História japonesa
Há muito tempo, havia no Japão um agricultor chamado Sei. Ele estava muito triste porque sua querida mãe, que era tecelã, tinha falecido.
Um dia, Sei estava semeando e pensando no quanto sua mãe fazia falta quando viu uma cobra rastejando em direção a uma moita de crisântemos, onde havia uma aranha tecendo sua teia. Ele percebeu que a cobra iria comer a aranha e, para protegê-la, espantou a cobra para longe.
À noite, enquanto preparava seu jantar, pensava novamente em sua mãe e no trabalho que ela fazia como tecelã.
No dia seguinte, uma jovem bateu à sua porta. Quando ele abriu, ela perguntou se ele precisava de uma tecelã. Sei ficou surpreso, tentando imaginar como aquela jovem poderia saber que ele realmente precisava de uma tecelã para continuar o trabalho de sua mãe.
Ele a convidou para entrar e a levou ao quarto onde sua mãe tecia. Depois, foi para o campo trabalhar, e ela ficou em casa, tecendo.
À noite, quando voltou para casa, Sei ficou surpreso com o trabalho que ela havia feito: havia uma dúzia de peças prontas, muito bonitas e bem elaboradas.
No dia seguinte, quando estava saindo para trabalhar, a jovem falou para ele:
— Prometa-me que nunca entrará no quarto de tecer enquanto eu estiver trabalhando!
Ele não entendeu o porquê, mas concordou e foi trabalhar.
Porém, ficou muito curioso com o pedido dela.
Todos os dias, quando voltava para casa, ficava impressionado com o trabalho que ela havia feito, tanto pela quantidade quanto pela qualidade das peças de tecido.

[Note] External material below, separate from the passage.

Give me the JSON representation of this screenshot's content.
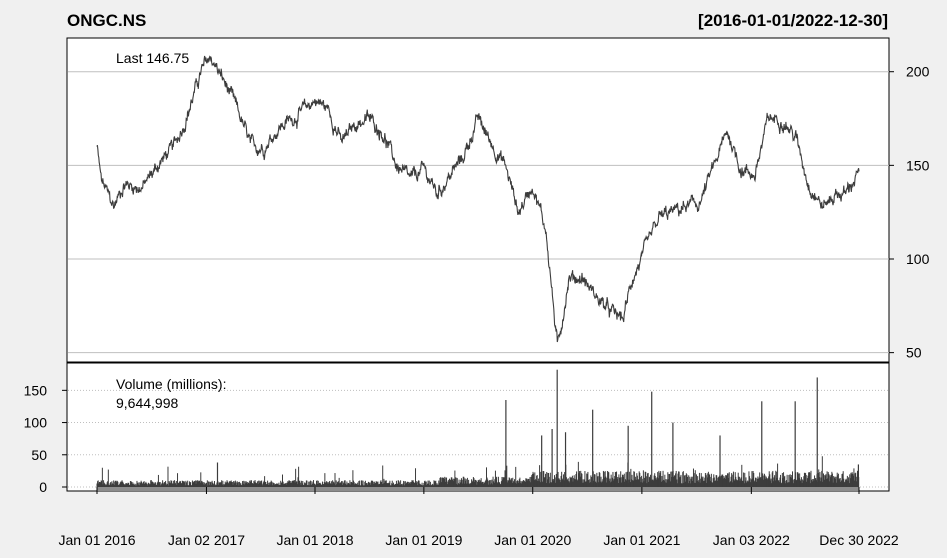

Um dia, já cheio de curiosidade, Sei voltou para casa mais cedo e foi até a janela para espiar a jovem tecelã e, para seu espanto, viu uma enorme aranha tecendo no quarto de sua mãe. Naquele momento, lembrou-se da aranha que havia salvado da cobra e entendeu que ela fazia aquilo como forma de gratidão.
Sei não falou nada, e os dois continuaram vivendo normalmente.
Um dia, Sei viajou à cidade vizinha para comprar mais algodão para a tecelã, mas, quando parou na estrada para descansar, a cobra entrou no saco.
Chegando em casa, Sei entregou o saco à jovem, e ela entrou no quarto para trabalhar.
A jovem se transformou em aranha e começou a tecer. Quando estava quase terminando, a cobra saiu do saco e tentou atacá-la. Porém, ela foi mais rápida e saltou pela janela. A cobra a seguiu e, quando estava prestes a dar o bote, um raio de sol brilhou sobre a aranha e a puxou para o céu.
Como gratidão ao sol, a jovem aranha começou a tecer nuvens no céu.
Por isso, a palavra kumo, em japonês, significa nuvem e aranha.